Shares in sharp drop as traders start to assess the economic costs of virus.

Global markets dropped as fears of the coronavirus continued to spread over the weekend. Anton Novoderzhkin / TASS

The Russian stock market dropped in Monday trading, as fears about the coronavirus rocked global markets.

The RTS index of leading Russian shares was down 2.9% by Monday afternoon, following similar falls in Asia and big losses on the main European exchanges. The price of benchmark Brent Crude oil slipped below $60 for the first time in 2020, while gold rose 0.8% to near a six-year high of $1,538 an ounce.

At least 80 people have died from the coronavirus outbreak in China, according to the latest data, and 2,750 people have been infected around the world. 

“The sense of serious concern about the economic effects of the Wuhan virus — evident on Wall Street Friday — has turned into something approaching panic in Asia this morning,” said Jeffrey Halley, Senior Market Analyst for OANDA.

“China has taken the unprecedented step of extending the Chinese New Year holiday until Feb. 2, as it ramps up efforts to control the spread of the virus.”

Markets were closed in China, Hong Kong, Singapore, Australia and South Korea Monday due to regional holidays — a fact which could have contributed to the sharpness of losses elsewhere, market watchers cautioned.

Nevertheless, analysts at Sberbank’s investment arm said in a note to clients Monday morning: “Investors became even more worried about the epidemic over the weekend as the virus continued to spread … Estimates of the economic damage the epidemic may cause will likely continue to rise this week, putting further pressure on risk assets,” the bank added.

“It will take weeks to months before an exact valuation of the actual danger of the coronavirus is possible,” said Raiffeisen Bank economists. “On the stock markets, however, investors are currently increasingly moving away from risky assets.” 

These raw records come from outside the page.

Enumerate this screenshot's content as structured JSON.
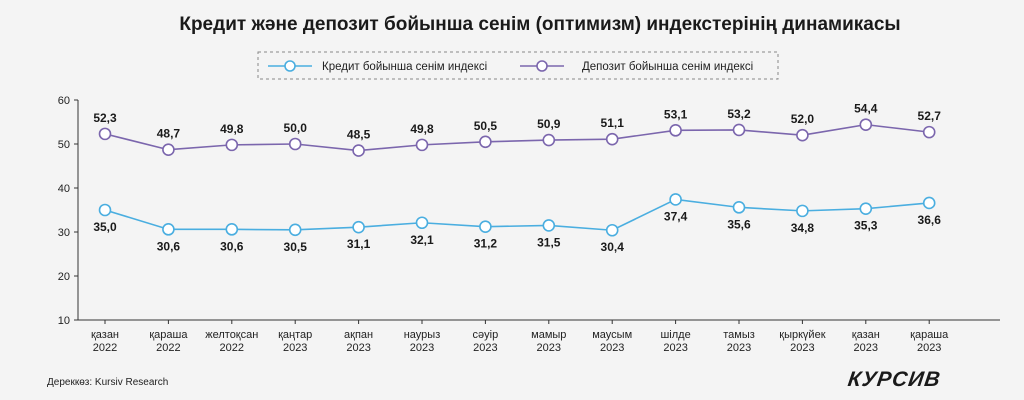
{
  "chart_data": {
    "type": "line",
    "title": "Кредит және депозит бойынша сенім (оптимизм) индекстерінің динамикасы",
    "categories": [
      [
        "қазан",
        "2022"
      ],
      [
        "қараша",
        "2022"
      ],
      [
        "желтоқсан",
        "2022"
      ],
      [
        "қаңтар",
        "2023"
      ],
      [
        "ақпан",
        "2023"
      ],
      [
        "наурыз",
        "2023"
      ],
      [
        "сәуір",
        "2023"
      ],
      [
        "мамыр",
        "2023"
      ],
      [
        "маусым",
        "2023"
      ],
      [
        "шілде",
        "2023"
      ],
      [
        "тамыз",
        "2023"
      ],
      [
        "қыркүйек",
        "2023"
      ],
      [
        "қазан",
        "2023"
      ],
      [
        "қараша",
        "2023"
      ]
    ],
    "series": [
      {
        "name": "Кредит бойынша сенім индексі",
        "color": "#4aaee0",
        "values": [
          35.0,
          30.6,
          30.6,
          30.5,
          31.1,
          32.1,
          31.2,
          31.5,
          30.4,
          37.4,
          35.6,
          34.8,
          35.3,
          36.6
        ],
        "labels": [
          "35,0",
          "30,6",
          "30,6",
          "30,5",
          "31,1",
          "32,1",
          "31,2",
          "31,5",
          "30,4",
          "37,4",
          "35,6",
          "34,8",
          "35,3",
          "36,6"
        ],
        "label_position": "below"
      },
      {
        "name": "Депозит бойынша сенім индексі",
        "color": "#7b66ad",
        "values": [
          52.3,
          48.7,
          49.8,
          50.0,
          48.5,
          49.8,
          50.5,
          50.9,
          51.1,
          53.1,
          53.2,
          52.0,
          54.4,
          52.7
        ],
        "labels": [
          "52,3",
          "48,7",
          "49,8",
          "50,0",
          "48,5",
          "49,8",
          "50,5",
          "50,9",
          "51,1",
          "53,1",
          "53,2",
          "52,0",
          "54,4",
          "52,7"
        ],
        "label_position": "above"
      }
    ],
    "yticks": [
      10,
      20,
      30,
      40,
      50,
      60
    ],
    "ylim": [
      10,
      60
    ],
    "grid": false,
    "legend": "top-center, dashed box"
  },
  "source": "Дереккөз: Kursiv Research",
  "logo": "КУРСИВ"
}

The SARS outbreak in 2003 caused Chinese growth to slow temporarily from an annual rate of 12% to 3.5%, VTB Capital pointed out, although analysts said the current trajectory of the coronavirus does not match that of the 2003 panic.

The fall on Russian markets all but wiped out a strong start to the year, which had seen stocks climb higher on signs the new Russian government would increase spending in a bid to boost growth. The RTS index now stands up just 1% for the year, despite climbing 7% in the first two weeks of January.

Russian airline Aeroflot was one of the worst affected, plunging almost 5% in Monday trading. Blue chips Sberbank, Lukoil and Gazprom were all down by around 3% as of early afternoon.